I am a firm believer that when an employer is aware that an employeee suffers from a physical or mental disability, it must take all steps to accommodate them to the point of undue hardship. It’s settled law and it’s the right thing to do morally. I have coached clients on countless occassions to ask questions about potential disabilities and not just ignore an employee’s potential issues just because they aren’t bringing them to the fore and not focus only on performance management or discipline.
However, what happens when you do ask all the questions and the employee denies having any disability or requiring any accommodation? In my personal opinion (and of many courts), when an employee refuses to acknowledge a disability or identify a needed accommodation, the employee is free to manage their performance like any other. After all, what other options does an employer have? They can’t force an employee to admit a disability or just give them special treatment because they suspect they may have a disability. I think that this would probably constitute discrimination on its own.
Unfortunately, an arbitrator in Hamilton Health Sciences Corp. v. ONA (Pinsonneault), 2013 CarswellOnt 17006, has concluded otherwise. In this decision, the grievor, a nurse was experiencing significant performance issues. The employer sought several times to understand the cause of the performance issues and specifically inquired about any potential substance abuse issues or other chemical dependencies. The grievor denied any substance abuse issue, stating that she was allergic to narcotics and only drank occassionally. The employer accepted her denial and terminated her employment due to the serious (and unquestioned) issues with her performance. Six months later, the grievor underwent a medical examination on her own which determined that she did suffer from a substance abuse problem. She grieved her termination.
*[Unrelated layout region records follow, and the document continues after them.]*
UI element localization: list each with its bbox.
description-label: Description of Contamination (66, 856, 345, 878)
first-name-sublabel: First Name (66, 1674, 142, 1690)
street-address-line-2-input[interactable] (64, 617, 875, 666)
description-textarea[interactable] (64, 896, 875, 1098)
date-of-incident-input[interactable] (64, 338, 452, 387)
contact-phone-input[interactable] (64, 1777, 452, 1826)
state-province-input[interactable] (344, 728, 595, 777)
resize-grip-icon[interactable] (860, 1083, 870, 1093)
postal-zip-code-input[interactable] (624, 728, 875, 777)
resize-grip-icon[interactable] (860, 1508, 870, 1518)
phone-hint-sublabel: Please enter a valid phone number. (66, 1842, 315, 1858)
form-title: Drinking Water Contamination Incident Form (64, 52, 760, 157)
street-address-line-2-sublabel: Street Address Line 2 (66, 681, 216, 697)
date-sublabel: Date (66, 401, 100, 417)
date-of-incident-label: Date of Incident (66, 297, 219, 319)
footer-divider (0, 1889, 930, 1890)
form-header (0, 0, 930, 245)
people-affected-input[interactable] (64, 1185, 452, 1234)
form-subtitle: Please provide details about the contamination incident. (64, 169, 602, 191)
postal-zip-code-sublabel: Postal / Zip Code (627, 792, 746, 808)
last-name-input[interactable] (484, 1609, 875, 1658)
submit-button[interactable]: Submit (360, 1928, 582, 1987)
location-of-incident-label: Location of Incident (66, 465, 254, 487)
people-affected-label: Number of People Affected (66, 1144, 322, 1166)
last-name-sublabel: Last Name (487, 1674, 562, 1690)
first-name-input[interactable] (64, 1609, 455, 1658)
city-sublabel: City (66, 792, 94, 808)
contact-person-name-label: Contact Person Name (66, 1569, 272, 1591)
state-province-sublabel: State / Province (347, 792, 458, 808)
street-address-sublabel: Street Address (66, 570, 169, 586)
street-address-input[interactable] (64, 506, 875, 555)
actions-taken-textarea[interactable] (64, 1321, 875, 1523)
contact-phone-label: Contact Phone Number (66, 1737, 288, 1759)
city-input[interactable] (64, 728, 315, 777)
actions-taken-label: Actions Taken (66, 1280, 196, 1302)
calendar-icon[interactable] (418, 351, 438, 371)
The Arbitrator found in favour of the grievor and reinstated her, holding that “denial is often a sympton of addiction” and that because the employer had some suspicions it should have investigated further.
Personally, I don’t know what the employer could have done. I don’t think it would have been appropriate for them to “order” her to undergo a medical exam (or face termination). It seems to me that this could have been held to be an infringement on her privacy rights and otherwise inappropriate in the face of a clear denial. It seems to be the employer did all the right things and was still forced to reinstate an employee it had terminated, possibly requiring the displacement of a newly hired employee.
Is this right? Should employers be held liable for disabilities found after termination when they had investigated appropriately?